Alicia Álamo Bartolomé
Ya lo dice el Evangelio: “No juzguéis y no seréis juzgados…” (Luc. 6, 37). Por eso me gusta contar una anécdota -creo haberlo hecho antes en esta columna- sobre un simpático borrachito. No recuerdo si fue en Yaritagua o Barquisimeto, pero lo cierto es que nuestro hombre estaba aferrado a los barrotes de una ventana, mientras pasaba una procesión. A juzgar por el tumulto que atentaba contra el equilibrio de beodo, podría ser una de la Divina Pastora y él, asustado, se puso a exclamar “¡Ninguno arrempuje a ninguno, porque ninguno sabe como está a ninguno!”
Sabia sentencia, de profunda filosofía: ninguno de nosotros sabe como están los otros ningunos y sin embargo nos ponemos a empujar. En este caso se trataba de empujes físicos que atentaban contra la precaria estabilidad de alguien pasado de tragos; en otros, el cuasi atropello es de orden psíquico o moral, sobre todo cuando nos dedicamos a juzgar conductas. Si vemos a unos niños traviesos y malcriados, enseguida opinamos sobre la mala educación que les están dando los padres, sin siquiera saber si los tienen. Si alguien no nos saluda, pensamos que es una persona mal educada y/o antipática, sin embargo, es muy posible que sea miope. Lo digo por experiencia propia: hace años me estaba ya cargando una muchacha que, conociéndome, me ignoraba cuando nos encontrábamos en la calle. Después supe que era tan miope que no reconocía a la gente sino cuando la tenía frente a sus narices.
Caso muy especial también es el de la timidez que nos hace juzgar mal a las personas que la sufren, las consideramos distantes, pretenciosas. Una vez supe que Alicia Pietri de Caldera comentó sobre la fama que tenía: “La gente dice que soy muy estirada, es al revés, lo que soy es muy encogida”.

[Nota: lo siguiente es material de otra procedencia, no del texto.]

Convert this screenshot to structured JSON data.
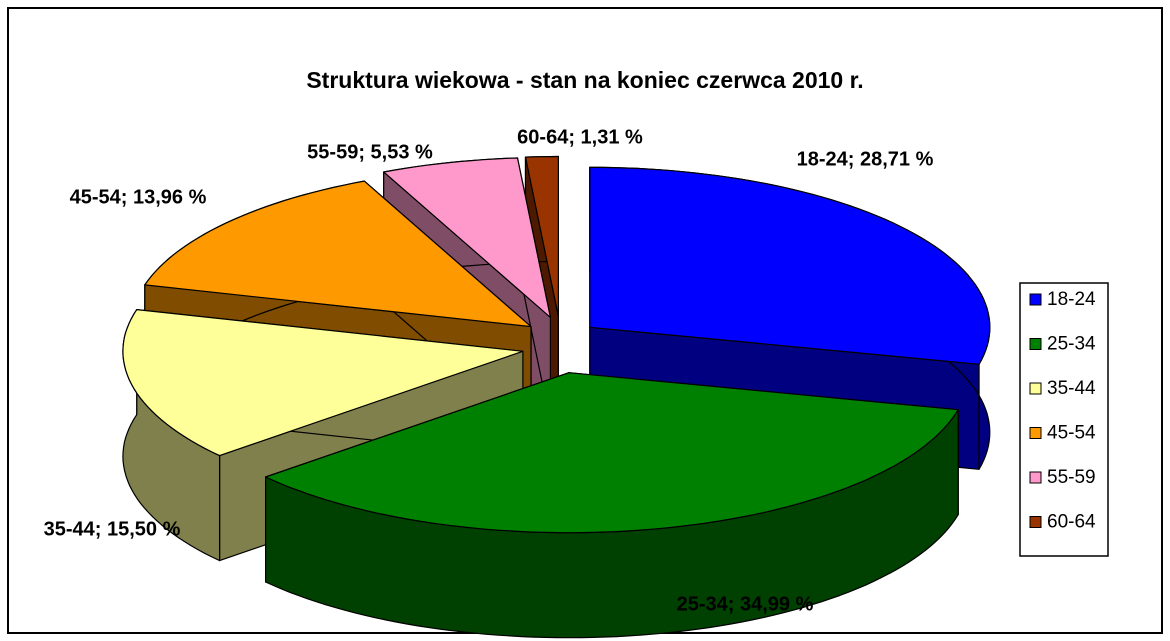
{
  "chart_data": {
    "type": "pie3d",
    "title": "Struktura wiekowa - stan na koniec czerwca 2010 r.",
    "categories": [
      "18-24",
      "25-34",
      "35-44",
      "45-54",
      "55-59",
      "60-64"
    ],
    "values": [
      28.71,
      34.99,
      15.5,
      13.96,
      5.53,
      1.31
    ],
    "value_labels": [
      "18-24; 28,71 %",
      "25-34; 34,99 %",
      "35-44; 15,50 %",
      "45-54; 13,96 %",
      "55-59; 5,53 %",
      "60-64; 1,31 %"
    ],
    "colors": [
      "#0000FF",
      "#008000",
      "#FFFF99",
      "#FF9900",
      "#FF99CC",
      "#993300"
    ],
    "legend": "right"
  }
}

Gran esfuerzo hizo para ponerse a la altura de su posición de Primera Dama que ejerció, no sólo con simpatía y elegancia, sino con eficacia, le debemos el Museo de los Niños, que hoy dirige con acierto su hija Mireya.

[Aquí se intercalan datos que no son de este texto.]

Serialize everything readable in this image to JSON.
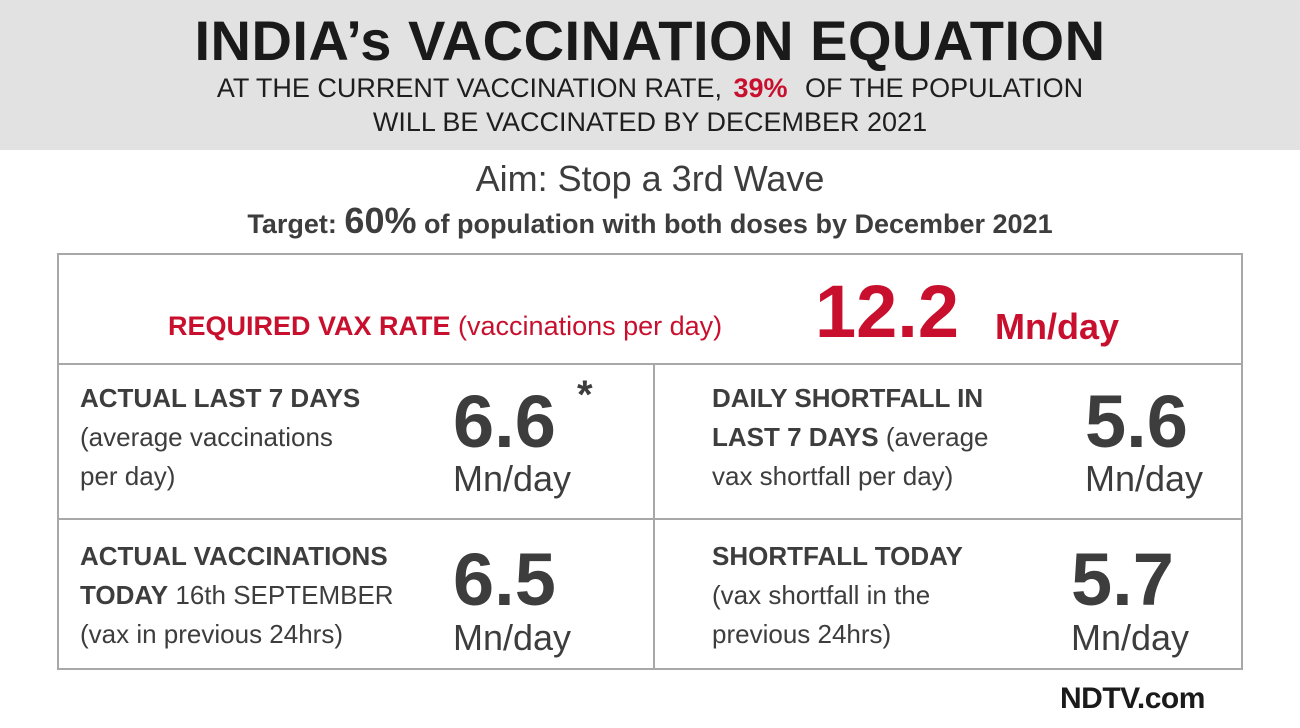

Lo mejor es no juzgar porque a menudo nos equivocamos. Sobre todo porque nos encanta enjuiciar conductas particulares sin conocer lo que puede haber detrás de éstas. Hace años hablaron muy mal de una joven señora, cuyo marido, solo, se fue con un cáncer avanzado a su tierra natal para estar al cuidado de su familia de sangre. La gente no sabía que la convivencia matrimonial era imposible, él enloquecía y se ponía violento porque se había quedado impotente. En sus últimos días, ella fue a atenderlo y lo acompañó hasta el final.
En el caso de la vida pública de quienes ejercen cargos de responsabilidad y de gobierno, es distinto. Tenemos el derecho y el deber de juzgarlos, de señalar tanto sus aciertos como sus errores, respetando su vida privada porque lo contrario sería caer en chismografía, siempre un pecado grave porque va contra la honra, ¡y cuántas veces podría ser calumnia! En cambio, la crítica racional y ponderada de las actuaciones públicas, son un libre y útil ejercicio de la democracia, que puede ayudar a la enmienda y a enderezar caminos, incluso damos la oportunidad de aclarar si nuestro juicio ha sido equivocado por ignorar las intenciones y procedimientos. Quiera Dios que un día lo entiendan así quienes llegan a estas posiciones.